Friday

Torture, Lags and Cop Killers





Very interesting session this week and notable by the intelligent insights and comments from everyone regarding the written and picture sources - well done to all !



We began by examining Foucault's work on the changing nature of crime and punishment pre and post enlightenment. For more works on the 'bloody code' and crime in the period 1450 - 1850, please see the link of works available on Amazon here:


http://www.amazon.com/phrase/bloody-code



We then chartered Peace's early criminal career and the resulting incarceration at the Wakefield House of Correction.

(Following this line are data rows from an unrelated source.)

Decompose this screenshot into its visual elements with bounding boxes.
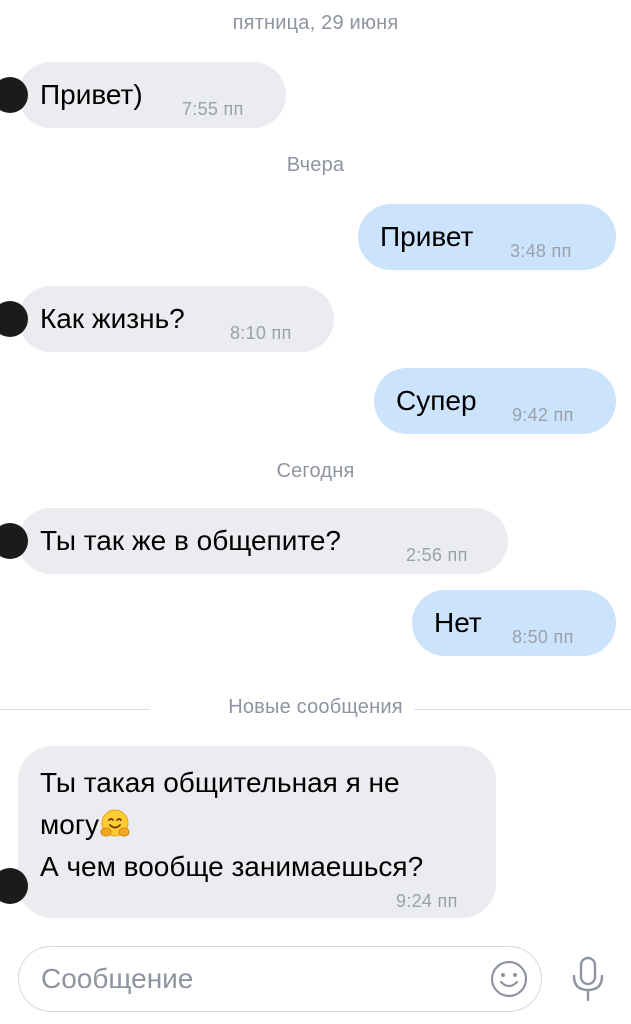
message-text: Привет) xyxy=(40,79,143,110)
avatar[interactable] xyxy=(0,301,28,337)
message-time: 7:55 пп xyxy=(182,99,244,119)
incoming-message[interactable]: Ты такая общительная я не могу А чем воо… xyxy=(0,746,496,918)
avatar[interactable] xyxy=(0,523,28,559)
chat-history[interactable]: пятница, 29 июня Привет) 7:55 пп Вчера П… xyxy=(0,0,631,940)
avatar[interactable] xyxy=(0,77,28,113)
message-text: Ты такая общительная я не могу А чем воо… xyxy=(40,762,480,888)
new-messages-label: Новые сообщения xyxy=(228,696,403,718)
outgoing-message[interactable]: Нет 8:50 пп xyxy=(412,590,616,656)
divider-line xyxy=(414,709,631,710)
outgoing-message[interactable]: Привет 3:48 пп xyxy=(358,204,616,270)
message-text: Супер xyxy=(396,385,477,416)
message-text: Ты так же в общепите? xyxy=(40,525,341,556)
microphone-icon[interactable] xyxy=(568,954,608,1004)
incoming-message[interactable]: Привет) 7:55 пп xyxy=(0,62,286,128)
message-time: 8:50 пп xyxy=(512,627,574,647)
message-input-placeholder: Сообщение xyxy=(41,963,194,994)
incoming-message[interactable]: Ты так же в общепите? 2:56 пп xyxy=(0,508,508,574)
message-line: могу xyxy=(40,809,100,840)
date-separator-friday: пятница, 29 июня xyxy=(232,12,399,34)
message-time: 3:48 пп xyxy=(510,241,572,261)
outgoing-message[interactable]: Супер 9:42 пп xyxy=(374,368,616,434)
message-text: Как жизнь? xyxy=(40,303,185,334)
message-text: Нет xyxy=(434,607,482,638)
new-messages-divider: Новые сообщения xyxy=(0,694,631,724)
incoming-message[interactable]: Как жизнь? 8:10 пп xyxy=(0,286,334,352)
date-separator-today: Сегодня xyxy=(276,460,355,482)
hugging-face-icon xyxy=(99,808,131,840)
date-separator-yesterday: Вчера xyxy=(286,154,345,176)
message-input[interactable]: Сообщение xyxy=(18,946,542,1012)
message-text: Привет xyxy=(380,221,474,252)
message-time: 2:56 пп xyxy=(406,545,468,565)
message-time: 9:42 пп xyxy=(512,405,574,425)
message-line: Ты такая общительная я не xyxy=(40,767,400,798)
message-time: 9:24 пп xyxy=(396,891,458,911)
message-time: 8:10 пп xyxy=(230,323,292,343)
message-line: А чем вообще занимаешься? xyxy=(40,851,424,882)
smile-icon[interactable] xyxy=(489,959,529,999)
avatar[interactable] xyxy=(0,868,28,904)
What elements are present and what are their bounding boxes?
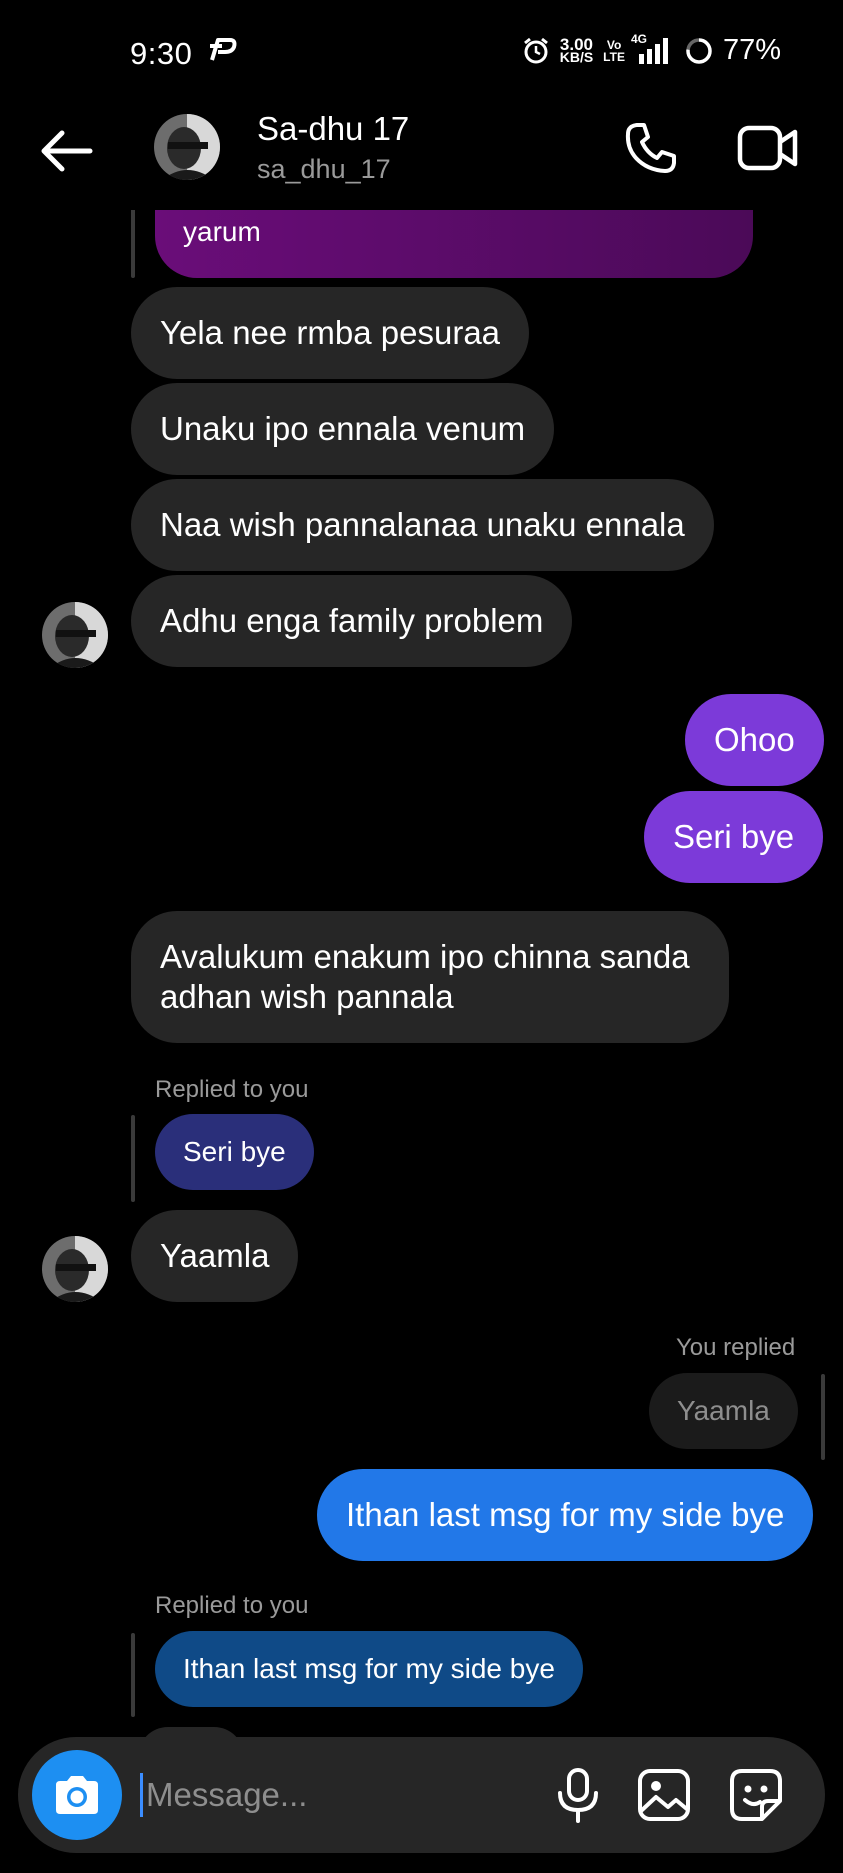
volte-indicator: Vo LTE bbox=[603, 37, 625, 64]
alarm-icon bbox=[523, 37, 548, 63]
microphone-icon[interactable] bbox=[548, 1765, 608, 1825]
status-bar: 9:30 3.00 KB/S Vo LTE 4G 77% bbox=[0, 0, 843, 100]
message-input[interactable] bbox=[146, 1765, 526, 1825]
battery-percent: 77% bbox=[722, 34, 781, 66]
message-line: Avalukum enakum ipo chinna sanda bbox=[160, 938, 690, 975]
camera-icon bbox=[56, 1776, 98, 1814]
quoted-message[interactable]: Ithan last msg for my side bye bbox=[155, 1631, 583, 1707]
sender-avatar[interactable] bbox=[42, 1236, 108, 1302]
reply-context-label: Replied to you bbox=[155, 1076, 309, 1103]
network-type: 4G bbox=[630, 31, 647, 46]
sent-message[interactable]: Ithan last msg for my side bye bbox=[317, 1469, 814, 1561]
quoted-message[interactable]: Seri bye bbox=[155, 1114, 314, 1190]
phone-call-icon[interactable] bbox=[623, 120, 679, 176]
reply-indicator-bar bbox=[821, 1374, 825, 1460]
sent-message[interactable]: Ohoo bbox=[685, 694, 824, 786]
message-line: adhan wish pannala bbox=[160, 978, 454, 1015]
chat-screen: 9:30 3.00 KB/S Vo LTE 4G 77% Sa-dhu 17 s… bbox=[0, 0, 843, 1873]
received-message[interactable]: Naa wish pannalanaa unaku ennala bbox=[131, 479, 714, 571]
contact-name[interactable]: Sa-dhu 17 bbox=[257, 110, 409, 148]
quoted-message[interactable]: Yaamla bbox=[649, 1373, 798, 1449]
reply-indicator-bar bbox=[131, 1633, 135, 1717]
video-call-icon[interactable] bbox=[737, 122, 799, 174]
reply-indicator-bar bbox=[131, 200, 135, 278]
avatar-photo-icon bbox=[154, 114, 220, 180]
message-composer bbox=[18, 1737, 825, 1853]
reply-context-label: Replied to you bbox=[155, 1592, 309, 1619]
sticker-icon[interactable] bbox=[726, 1765, 786, 1825]
contact-username[interactable]: sa_dhu_17 bbox=[257, 154, 391, 185]
avatar-photo-icon bbox=[42, 1236, 108, 1302]
received-message[interactable]: Avalukum enakum ipo chinna sanda adhan w… bbox=[131, 911, 729, 1043]
received-message[interactable]: Yaamla bbox=[131, 1210, 299, 1302]
status-time: 9:30 bbox=[130, 36, 193, 71]
received-message[interactable]: Adhu enga family problem bbox=[131, 575, 573, 667]
status-icons: 3.00 KB/S Vo LTE 4G 77% bbox=[522, 32, 781, 67]
sent-message[interactable]: Seri bye bbox=[644, 791, 824, 883]
chat-header: Sa-dhu 17 sa_dhu_17 bbox=[0, 100, 843, 210]
back-arrow-icon[interactable] bbox=[36, 126, 96, 176]
paytm-notification-icon bbox=[210, 38, 237, 61]
signal-strength: 4G bbox=[631, 32, 675, 66]
camera-button[interactable] bbox=[32, 1750, 122, 1840]
text-cursor bbox=[140, 1773, 143, 1817]
received-message[interactable]: Unaku ipo ennala venum bbox=[131, 383, 555, 475]
contact-avatar[interactable] bbox=[154, 114, 220, 180]
network-speed: 3.00 KB/S bbox=[559, 34, 594, 65]
sender-avatar[interactable] bbox=[42, 602, 108, 668]
reply-indicator-bar bbox=[131, 1115, 135, 1202]
received-message[interactable]: Yela nee rmba pesuraa bbox=[131, 287, 530, 379]
battery-ring-icon bbox=[686, 37, 712, 64]
reply-context-label: You replied bbox=[676, 1334, 796, 1361]
avatar-photo-icon bbox=[42, 602, 108, 668]
gallery-image-icon[interactable] bbox=[634, 1765, 694, 1825]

Here are a few links for the History of Wakefield prison for you to explore:



A Short History of Wakefield Prison





Here We Go Round The Mulberry Bush





Further Information





Wakefield Prison - Historic Maps






We moved on to examine the penal reform changes and examine the prison system in the mid nineteenth century. To place into context what Peace would have experienced at Wakefield in 1851.



It was good to see people have been reading around the subject and been scouring the book shops and online book providers for works on Peace, 19 century crime, economic/social historical accounts. This is great to see!


Final point - on my 'pals' course we have organised fieldwork that investigates the Redmires archeology in Sheffield. I have tried to organise fieldwork for this course also - a tour of the Black Museum at New Scotland Yard but unfortunately this venue is only open to serving police officers.


Would people be interested in fieldwork for this course? Has anyone ideas or suggestions for a possible day visit to connect in with the themes of this course? Jim mentioned the tour of Lincoln Prison - would this be something people would be interested in?


Perhaps a visit over to Lincoln by train, a tour of the prison and then lunch somewhere? I would welcome your thoughts on this at the next session or by e mail.


Next week - Peace as 'cop killer'





1 comment:

shel said...

Hi,

Yes, I'd certainly be interested in visiting Lincoln (access permitting)

I've found the sessions so far very interesting, and they have left me eager to attend the next session to learn more.

I managed to source "King Of The Lags" through Amazon. The book is in slightly shabby, but readable condition, and was delivered today. I was impressed, as I only ordered it yesterday.

I'm looking forward to a nice quiet evening, curled up reading the book.